The following are the most common drugs used for treating tuberculosis:
Isoniazid (INH)– This drug is taken daily by mouth for at least 6 months or longer, depending on how severe your infection is. Side effects may include nausea, vomiting, loss of appetite, headache, tongue weakness, and hepatitis.
However, serious liver problems are rare. Your doctor may order routine blood tests to monitor your liver function during therapy. If you are pregnant or breastfeeding, you should not take isoniazid.
Tuberculosis, or TB, is a lung infection that is highly contagious. The disease can also affect other parts of the body such as the brain, the kidneys, and the spine.
Tuberculosis is curable and most people with a healthy immune system will make a full recovery.
BEING VACCINATED AGAINST TUBERCULOSIS
The primary defense against tuberculosis is the Bacille Calmette-Guerin (BCG) vaccine. It is a live vaccine that is given to newborns within the first month of their life.

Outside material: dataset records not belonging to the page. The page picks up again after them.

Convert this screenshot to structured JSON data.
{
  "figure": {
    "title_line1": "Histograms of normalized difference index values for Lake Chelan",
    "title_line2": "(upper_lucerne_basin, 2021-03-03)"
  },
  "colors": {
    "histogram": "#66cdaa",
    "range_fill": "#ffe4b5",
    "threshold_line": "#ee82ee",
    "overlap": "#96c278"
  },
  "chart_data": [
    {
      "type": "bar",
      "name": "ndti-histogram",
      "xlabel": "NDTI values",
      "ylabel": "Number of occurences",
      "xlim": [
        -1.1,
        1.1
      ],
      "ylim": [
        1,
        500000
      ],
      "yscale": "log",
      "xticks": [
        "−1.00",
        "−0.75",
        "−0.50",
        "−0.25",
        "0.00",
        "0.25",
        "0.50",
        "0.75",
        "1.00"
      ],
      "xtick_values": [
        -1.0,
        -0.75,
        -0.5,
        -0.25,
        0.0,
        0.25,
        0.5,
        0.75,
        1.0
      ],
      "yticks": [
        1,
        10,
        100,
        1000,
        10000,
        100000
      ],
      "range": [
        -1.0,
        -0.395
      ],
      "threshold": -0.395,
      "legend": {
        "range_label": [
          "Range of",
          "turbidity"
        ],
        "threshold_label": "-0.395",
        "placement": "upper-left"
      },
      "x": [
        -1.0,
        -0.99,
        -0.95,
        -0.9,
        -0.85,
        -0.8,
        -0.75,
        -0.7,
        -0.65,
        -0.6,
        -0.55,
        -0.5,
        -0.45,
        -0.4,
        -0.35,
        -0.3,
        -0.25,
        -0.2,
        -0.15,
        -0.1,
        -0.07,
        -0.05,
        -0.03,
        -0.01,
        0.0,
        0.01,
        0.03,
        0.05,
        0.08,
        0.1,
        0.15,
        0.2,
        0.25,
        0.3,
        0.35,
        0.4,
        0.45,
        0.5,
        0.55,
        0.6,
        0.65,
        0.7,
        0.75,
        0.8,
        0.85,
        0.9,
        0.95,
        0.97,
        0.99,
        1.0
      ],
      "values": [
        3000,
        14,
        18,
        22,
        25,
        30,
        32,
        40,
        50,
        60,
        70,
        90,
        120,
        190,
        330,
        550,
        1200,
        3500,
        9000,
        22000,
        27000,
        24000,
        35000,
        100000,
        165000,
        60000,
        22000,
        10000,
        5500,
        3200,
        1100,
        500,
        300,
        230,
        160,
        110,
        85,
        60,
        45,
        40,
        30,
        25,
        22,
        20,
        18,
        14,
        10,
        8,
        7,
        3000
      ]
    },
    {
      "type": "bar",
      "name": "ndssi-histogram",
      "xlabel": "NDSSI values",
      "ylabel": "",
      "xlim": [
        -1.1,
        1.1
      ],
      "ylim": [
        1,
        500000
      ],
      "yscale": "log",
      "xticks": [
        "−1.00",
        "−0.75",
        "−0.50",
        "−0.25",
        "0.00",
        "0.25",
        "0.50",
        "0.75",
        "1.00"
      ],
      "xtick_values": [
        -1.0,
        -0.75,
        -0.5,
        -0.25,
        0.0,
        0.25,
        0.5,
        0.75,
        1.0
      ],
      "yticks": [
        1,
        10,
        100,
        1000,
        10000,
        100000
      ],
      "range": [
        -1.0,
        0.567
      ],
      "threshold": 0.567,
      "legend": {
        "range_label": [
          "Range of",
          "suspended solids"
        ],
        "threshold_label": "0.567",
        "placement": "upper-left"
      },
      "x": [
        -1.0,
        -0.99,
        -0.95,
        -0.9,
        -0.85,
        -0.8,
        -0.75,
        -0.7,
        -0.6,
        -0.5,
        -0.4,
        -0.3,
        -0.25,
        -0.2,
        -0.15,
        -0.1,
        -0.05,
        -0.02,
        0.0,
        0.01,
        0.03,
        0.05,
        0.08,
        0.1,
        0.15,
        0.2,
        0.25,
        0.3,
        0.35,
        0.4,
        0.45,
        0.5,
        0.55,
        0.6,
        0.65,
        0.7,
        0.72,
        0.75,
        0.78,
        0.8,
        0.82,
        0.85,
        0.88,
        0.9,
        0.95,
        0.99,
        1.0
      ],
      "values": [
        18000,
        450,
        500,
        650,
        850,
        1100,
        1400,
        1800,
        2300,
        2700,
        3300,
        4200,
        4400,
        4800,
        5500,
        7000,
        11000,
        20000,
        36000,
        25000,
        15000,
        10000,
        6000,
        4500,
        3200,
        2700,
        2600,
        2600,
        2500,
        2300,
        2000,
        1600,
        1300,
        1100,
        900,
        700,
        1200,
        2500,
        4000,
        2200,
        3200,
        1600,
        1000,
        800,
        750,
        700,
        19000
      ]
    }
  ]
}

The vaccine creates a small scar, or lesion, at the site of injection and it also causes a low grade fever in some children. The vaccine is more effective in children between the ages of 4 and 6, compared to newborn babies.
A single vaccination will not protect you from tuberculosis. You will need to get a “booster” shot every 5 to 10 years throughout your lifetime.
The booster will ensure that your body continues producing the T cell immune response it did after the first shot.
The only problem with the vaccine is that it does not always provide 100% protection against tuberculosis. It may reduce the severity of the disease if you should ever become infected, however.
Other than the vaccine, there is not much you can do to prevent getting tuberculosis. Some people believe that a healthy diet and lifestyle can keep this disease at bay, but there is no scientific evidence that this is true.
The disease is also not highly associated with poverty or social status. Any person from any walk of life can get infected with tuberculosis.
Tuberculosis is a very curable disease and the vaccine is one of the best protections you can currently get against it. If you are interested in getting it, consult your primary care physician or he/she can direct you to a specialist.
Famous People Affected by Tuberculosis
Do you remember the movie “The Elephant Man”?
The main character, John Merrick, suffered from neurofibromatosis, but was believed to actually have untreated tuberculosis.
Bette Davis, Humphrey Bogart, Charlie Chaplin, and Agatha Christie all suffered and recovered from tuberculosis during their lifetimes.
Recent medical studies suggest that these people actually had a different disease altogether, which they were misdiagnosed with. X-rays and CAT scans have revealed that each of these people actually had severe lung infections caused by a fungus rather than tuberculosis, which would have been treatable.